Politics / 31 May 2017, 1:30pm / Emsie Ferreira and Zintle Mahlati
Parliament – Public Enterprises Minister Lynne Brown has instructed the board of the South Africa's power utility Eskom to rescind a decision to reappoint Brian Molefe as chief executive officer.
Brown made the announcement in Parliament at lunchtime on Wednesday.
The decision was taken by the inter-ministerial committee, appointed by President Jacob Zuma, on Wednesday following public outcry over Molefe's return to the power utility a few weeks ago.
"Collectively looking at the facts and in the interest of the country and good governance, I thus directed the Eskom Board to rescind the decision to reinstate Molefe as Eskom CEO. Due processes must be followed in the filling of the role of Eskom Chief Executive. The board must provide me with two names within the executive (at Eskom) to act as CE. I Intend appointing an acting GCE within the next 48 hours to ensure continuity," Brown said.
Molefe returned to Eskom following his short stint as an ANC MP in a few weeks ago.
He had resigned from the company in November 2016 last following the release of the Public Protector's State of Capture report which showed that he had been in constant contact with the Gupta family.
His return was not well received by political party's and civil society.
Brown was forced to defend her role in the saga of Molefe’s controversial return to head the power utility.
But it was the ANC's National Executive Committee meeting at the weekend that took that decision that Molefe's reappointment should be rescinded.
Brown appeared before the Select Committee on Communication and Public Enterprises and conceded that she had “poked my nose into a hornet’s nest at Eskom” when five weeks ago she had instructed the Eskom board to reconsider its proposed pension payout of R30m to Molefe.
Last week Brown announced a probe into procurement at Eskom dating back to 2007, stressing that she wanted it to get to the bottom of allegations of corruption involving the utility’s coal contracts. Brown announced the inquiry two days after she was flayed by Parliament’s public enterprises portfolio committee for allowing the reinstatement of Molefe as CEO of Eskom, and accused by the ruling African National Congress (ANC) of lying to MPs.
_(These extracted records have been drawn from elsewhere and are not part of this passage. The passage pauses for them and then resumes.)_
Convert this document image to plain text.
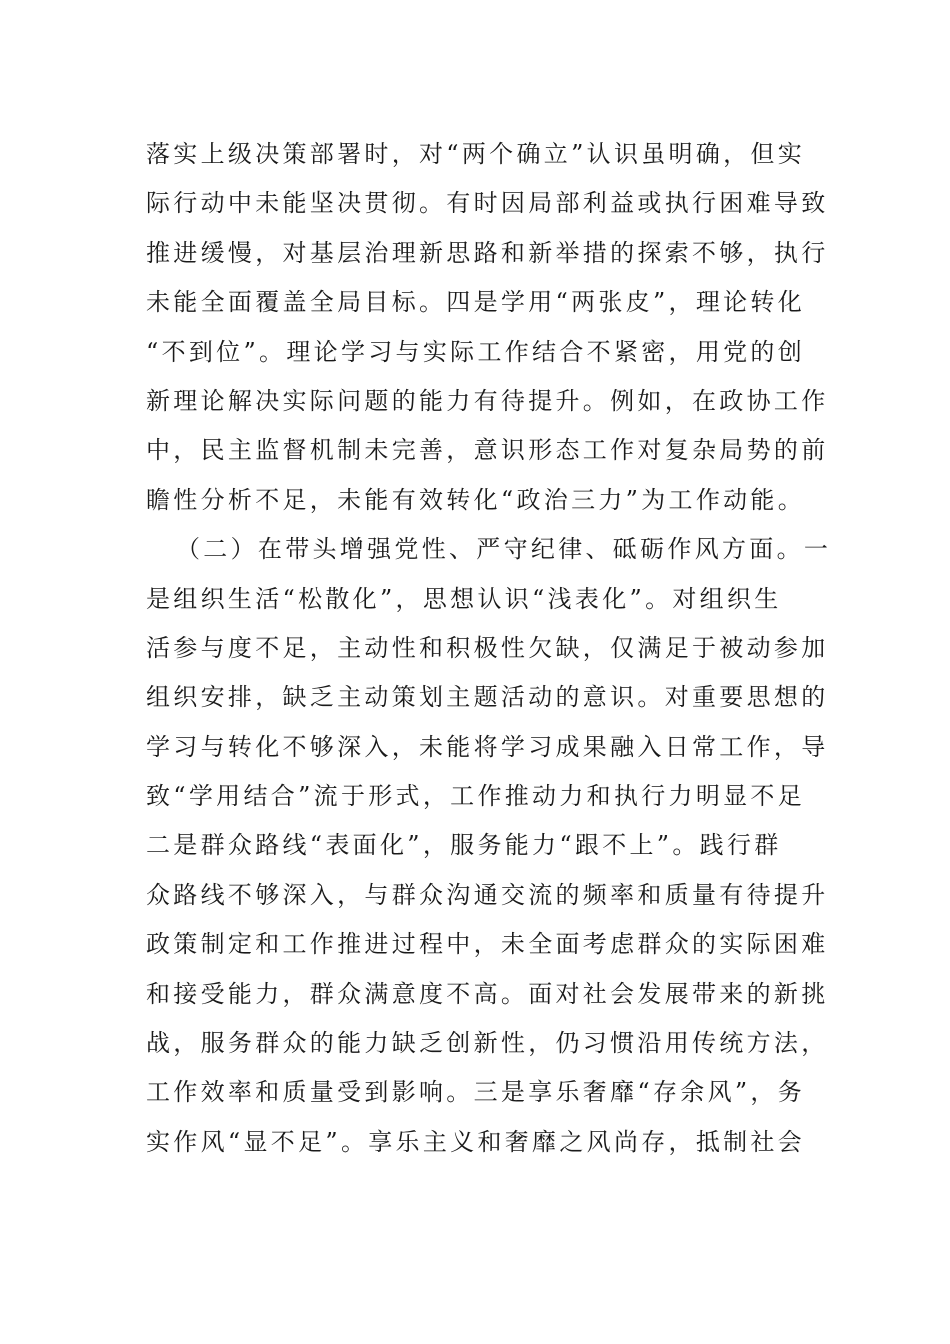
落实上级决策部署时，对“两个确立”认识虽明确，但实
际行动中未能坚决贯彻。有时因局部利益或执行困难导致
推进缓慢，对基层治理新思路和新举措的探索不够，执行
未能全面覆盖全局目标。四是学用“两张皮”，理论转化
“不到位”。理论学习与实际工作结合不紧密，用党的创
新理论解决实际问题的能力有待提升。例如，在政协工作
中，民主监督机制未完善，意识形态工作对复杂局势的前
瞻性分析不足，未能有效转化“政治三力”为工作动能。
（二）在带头增强党性、严守纪律、砥砺作风方面。一
是组织生活“松散化”，思想认识“浅表化”。对组织生
活参与度不足，主动性和积极性欠缺，仅满足于被动参加
组织安排，缺乏主动策划主题活动的意识。对重要思想的
学习与转化不够深入，未能将学习成果融入日常工作，导
致“学用结合”流于形式，工作推动力和执行力明显不足
二是群众路线“表面化”，服务能力“跟不上”。践行群
众路线不够深入，与群众沟通交流的频率和质量有待提升
政策制定和工作推进过程中，未全面考虑群众的实际困难
和接受能力，群众满意度不高。面对社会发展带来的新挑
战，服务群众的能力缺乏创新性，仍习惯沿用传统方法，
工作效率和质量受到影响。三是享乐奢靡“存余风”，务
实作风“显不足”。享乐主义和奢靡之风尚存，抵制社会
On Wednesday, she said: “To say that the consequences of this decision unleashed a storm is to grossly understate the effect. Within moments of publication of the announcement by Eskom chairperson Dr Ben Ngubane that Mr Molefe was to return as Eskom’s Group Chief Executive, the issue was thrust to the centre of societal and political contestation.
“Old allegations have re-surfaced and new ones have been brought to light. These include serious allegations – that are regularly reported, and widely perceived, as fact,” she told the committee.
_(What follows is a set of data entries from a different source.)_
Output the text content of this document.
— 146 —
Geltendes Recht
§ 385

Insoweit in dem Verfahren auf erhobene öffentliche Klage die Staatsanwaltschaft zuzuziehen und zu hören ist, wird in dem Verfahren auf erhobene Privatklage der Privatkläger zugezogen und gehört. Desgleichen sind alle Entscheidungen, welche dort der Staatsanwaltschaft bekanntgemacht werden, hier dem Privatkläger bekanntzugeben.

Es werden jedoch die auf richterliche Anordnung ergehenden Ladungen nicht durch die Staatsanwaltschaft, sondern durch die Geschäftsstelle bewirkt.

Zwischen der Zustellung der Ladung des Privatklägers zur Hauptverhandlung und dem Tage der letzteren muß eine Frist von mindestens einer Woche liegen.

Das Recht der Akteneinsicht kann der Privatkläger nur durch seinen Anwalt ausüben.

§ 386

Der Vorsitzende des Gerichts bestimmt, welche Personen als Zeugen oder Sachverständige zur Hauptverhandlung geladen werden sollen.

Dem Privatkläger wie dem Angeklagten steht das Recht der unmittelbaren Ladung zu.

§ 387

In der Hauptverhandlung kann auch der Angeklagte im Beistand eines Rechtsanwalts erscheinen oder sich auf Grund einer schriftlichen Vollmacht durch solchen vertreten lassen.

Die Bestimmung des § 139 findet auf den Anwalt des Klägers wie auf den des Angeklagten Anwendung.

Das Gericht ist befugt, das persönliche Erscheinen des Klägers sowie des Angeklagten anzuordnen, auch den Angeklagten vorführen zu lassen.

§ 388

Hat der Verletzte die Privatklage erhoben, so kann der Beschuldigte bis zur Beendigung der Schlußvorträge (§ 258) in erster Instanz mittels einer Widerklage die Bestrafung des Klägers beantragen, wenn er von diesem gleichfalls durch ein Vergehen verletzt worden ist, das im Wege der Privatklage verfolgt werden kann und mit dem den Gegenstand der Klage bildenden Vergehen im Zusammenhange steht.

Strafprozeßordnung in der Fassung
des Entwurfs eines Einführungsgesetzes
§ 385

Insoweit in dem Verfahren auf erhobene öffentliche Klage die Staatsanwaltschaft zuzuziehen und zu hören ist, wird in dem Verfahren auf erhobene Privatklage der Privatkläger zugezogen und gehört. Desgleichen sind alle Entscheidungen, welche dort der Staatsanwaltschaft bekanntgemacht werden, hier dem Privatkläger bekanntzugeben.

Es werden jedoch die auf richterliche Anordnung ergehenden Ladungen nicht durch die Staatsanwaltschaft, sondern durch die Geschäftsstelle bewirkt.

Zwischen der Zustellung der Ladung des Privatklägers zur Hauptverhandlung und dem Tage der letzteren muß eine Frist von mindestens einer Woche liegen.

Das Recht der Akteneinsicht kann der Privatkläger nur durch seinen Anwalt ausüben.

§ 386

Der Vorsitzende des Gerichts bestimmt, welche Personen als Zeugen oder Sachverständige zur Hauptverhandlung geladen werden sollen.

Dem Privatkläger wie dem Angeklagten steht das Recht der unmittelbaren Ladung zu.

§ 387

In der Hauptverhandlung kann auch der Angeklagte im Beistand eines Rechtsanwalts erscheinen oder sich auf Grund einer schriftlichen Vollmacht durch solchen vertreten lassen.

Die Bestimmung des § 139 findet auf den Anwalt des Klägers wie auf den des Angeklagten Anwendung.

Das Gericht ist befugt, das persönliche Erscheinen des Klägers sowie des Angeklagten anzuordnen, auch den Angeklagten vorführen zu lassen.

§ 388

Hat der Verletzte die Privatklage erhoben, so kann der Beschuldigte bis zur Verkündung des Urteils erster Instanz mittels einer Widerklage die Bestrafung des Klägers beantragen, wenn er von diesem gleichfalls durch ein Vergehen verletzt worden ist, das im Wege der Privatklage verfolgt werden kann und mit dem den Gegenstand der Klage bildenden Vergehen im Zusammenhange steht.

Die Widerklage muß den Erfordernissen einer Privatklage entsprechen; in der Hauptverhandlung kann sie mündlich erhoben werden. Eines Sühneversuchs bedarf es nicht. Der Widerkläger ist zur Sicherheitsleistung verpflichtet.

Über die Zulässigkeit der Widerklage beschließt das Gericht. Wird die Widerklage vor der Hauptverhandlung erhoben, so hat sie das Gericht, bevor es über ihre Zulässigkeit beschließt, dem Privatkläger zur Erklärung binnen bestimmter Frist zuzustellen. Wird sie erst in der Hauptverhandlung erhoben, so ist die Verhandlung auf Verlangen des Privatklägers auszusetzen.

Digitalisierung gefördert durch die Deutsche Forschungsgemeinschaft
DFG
“Do I regret interfering in the proposed Molefe pension pay-out? Well, I can’t say I enjoy having my integrity questioned. But, in the end, if our state-owned companies are to perform to their true potential at the vanguard of the developmental and transformative state, we must clear the fog of allegations of impropriety that envelop them – one way or the other.”
Giving the select committee feedback on the developments at Eskom, Brown said she was a deployee of the ruling party and was therefore subject to the decisions of the ANC which has urged government to reverse Molefe’s reappointment.
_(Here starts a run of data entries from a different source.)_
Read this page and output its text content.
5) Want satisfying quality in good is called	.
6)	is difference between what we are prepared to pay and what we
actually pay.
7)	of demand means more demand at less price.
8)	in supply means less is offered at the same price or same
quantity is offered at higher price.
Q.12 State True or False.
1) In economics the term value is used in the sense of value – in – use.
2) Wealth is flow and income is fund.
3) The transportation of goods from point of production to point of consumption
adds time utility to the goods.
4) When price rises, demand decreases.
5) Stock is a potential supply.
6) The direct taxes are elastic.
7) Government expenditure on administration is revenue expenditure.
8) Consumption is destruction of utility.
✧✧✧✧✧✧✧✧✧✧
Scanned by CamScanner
“Since Mr Molefe’s return to Eskom I have briefed the top officials, the Deployment Committee and National Executive Committee of the ruling party on the matter. The ruling party requested Government, led by President Zuma, to resolve the matter.
“The President established an Inter-Ministerial Committee on Eskom led by the Minister of Justice and Correctional Services, the Honourable Michael Masutha and includes the Ministers of Finance, Malusi Gigaba, Minister of Energy Nkhensani Kubayi and I. The IMC has held several discussions and reached consensus.
“I know that members would like me to announce the outcome of these deliberations. But all I can promise is that the announcement will be made soon.”
On a court application brought by the opposition Democratic Alliance, Brown responded by saying: “I have submitted an affidavit, and instructed my legal team to withdraw my opposition to Part A of the relief sought – that I set aside my appointment of Mr Molefe.
“I will abide by the court’s decision on the legality of Mr Molefe’s return to Eskom. This is consistent with my support for Mr Molefe’s return to Eskom on the proviso that his return is legal.”
Brown, in her statement to the committee, defended Eskom by highlighting its successes. “A word or two about Eskom’s performance. It is not all doom and gloom, as some would have it.”
Brown said the company was an important economic driver, was the fourth largest utility company in the world, operated the only nuclear power station on the African continent, employed 46,000 people, had recorded a profit for the 2016/17 financial year, was ahead of schedule on its revised build-programme, and provided more than 90 percent of the country’s electricity.
“These are not green shoots, they are giant trees,” Brown said.
Brown had previously said she had only learnt in April that Molefe did not resign in November but had in fact sought early retirement, hence the board’s proposal to pay him R30 million in a pension settlement.
Molefe was thought to have resigned in the wake of the Public Protector’s report into State Capture in which he was mentioned and Brown initially defended the decision to send Molefe back to Eskom, saying he has not been found guilty of anything since Madonsela’s report was never investigated further.